Hugh divaga, enquanto Fiona continua comendo. Ela o encara de canto, mesmo que ele não perceba a atenção dela.
— Nós passamos um tempo lá quando você… — Hugh engasga com a própria frase, se impedindo de continuar.
Ele não sabe se deve falar sobre isso ou não. Ele não sabe se Fiona se sente confortável em conversar sobre ou mencionar com as pessoas mencionando isso. Hugh sabe que as ymbrynes a interrogaram sobre e ela não teve muita escolha a não ser falar — escrever, mas ele não quer que ela traga o assunto por ser persuadida. Ele quer que ela fale quando e se ela se sentir confortável com isso.
Fiona desvia o olhar para longe dele e continua comendo silenciosamente. Hugh acompanha o silêncio dela mais uma vez. Essa hesitação é algo novo na relação deles e Hugh não sabe ao certo como lidar com isso. Srta. Peregrine também não parece ter um conselho melhor do que lidar com a situação com paciência — e ele entende, porque duvida que a ymbryne que ele vê como uma figura materna, por mais sábia que ela seja, já tenha lidado com uma situação dessas.
Esteja ao lado dela, querido. É provável que ela rejeite sua companhia no começo, mas não a deixe sozinha, não agora. E seja paciente. Ele pode sentir as palavras da srta. Peregrine ecoando na cabeça dele, de uma conversa que eles tiveram assim que voltaram para o Recanto.

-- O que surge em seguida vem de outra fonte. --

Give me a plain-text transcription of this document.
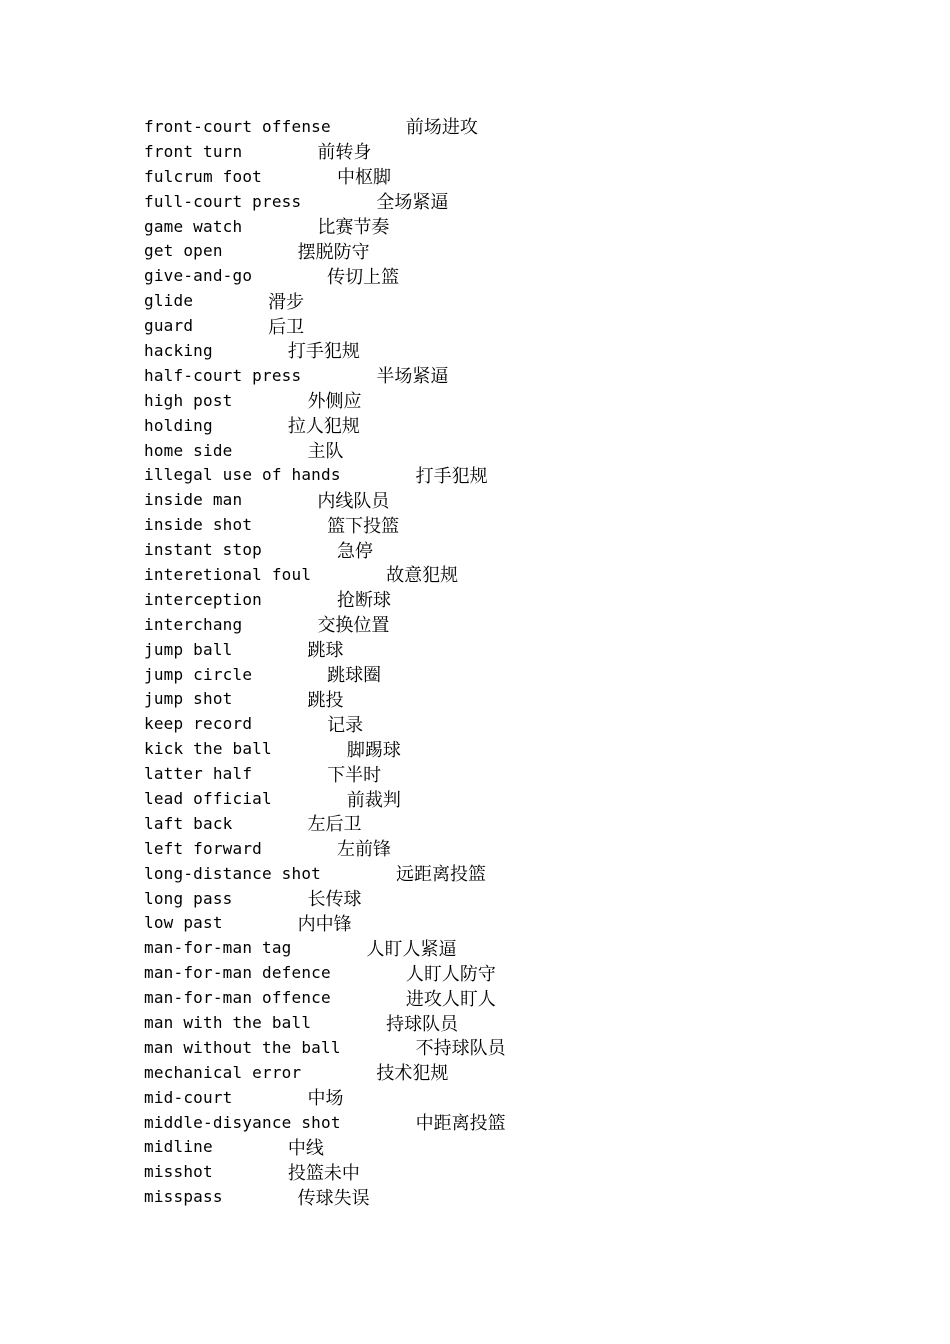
front-court offense	前场进攻
front turn	前转身
fulcrum foot	中枢脚
full-court press	全场紧逼
game watch	比赛节奏
get open	摆脱防守
give-and-go	传切上篮
glide	滑步
guard	后卫
hacking	打手犯规
half-court press	半场紧逼
high post	外侧应
holding	拉人犯规
home side	主队
illegal use of hands	打手犯规
inside man	内线队员
inside shot	篮下投篮
instant stop	急停
interetional foul	故意犯规
interception	抢断球
interchang	交换位置
jump ball	跳球
jump circle	跳球圈
jump shot	跳投
keep record	记录
kick the ball	脚踢球
latter half	下半时
lead official	前裁判
laft back	左后卫
left forward	左前锋
long-distance shot	远距离投篮
long pass	长传球
low past	内中锋
man-for-man tag	人盯人紧逼
man-for-man defence	人盯人防守
man-for-man offence	进攻人盯人
man with the ball	持球队员
man without the ball	不持球队员
mechanical error	技术犯规
mid-court	中场
middle-disyance shot	中距离投篮
midline	中线
misshot	投篮未中
misspass	传球失误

Hugh se arrasta um pouquinho para o lado, um pouquinho mais para perto de Fiona e ela não reage negativamente.
— Quando você quiser, Fee, a gente deveria ir para a Califórnia — ele comenta. — Lá é calor e ensolarado. Lá… é bonito. Me lembra muito você, Fee. Você vai gostar.
Fiona ergue os olhos para ele e segura o olhar dele. Há um brilho novo no olhar dela que lembra Hugh da antiga Fiona. É curiosidade. Os olhares acastanhados se encontram e se mantêm. As ruguinhas nos cantos dos olhos dela aparecem e Hugh sorri, sentindo os lábios tremendo.
Ela olha para a horta e Hugh olha também. Uma nova flor aparece ali. É um cravo branco. Hugh sente as lágrimas escorrerem e a mão dela encontra a mão dele.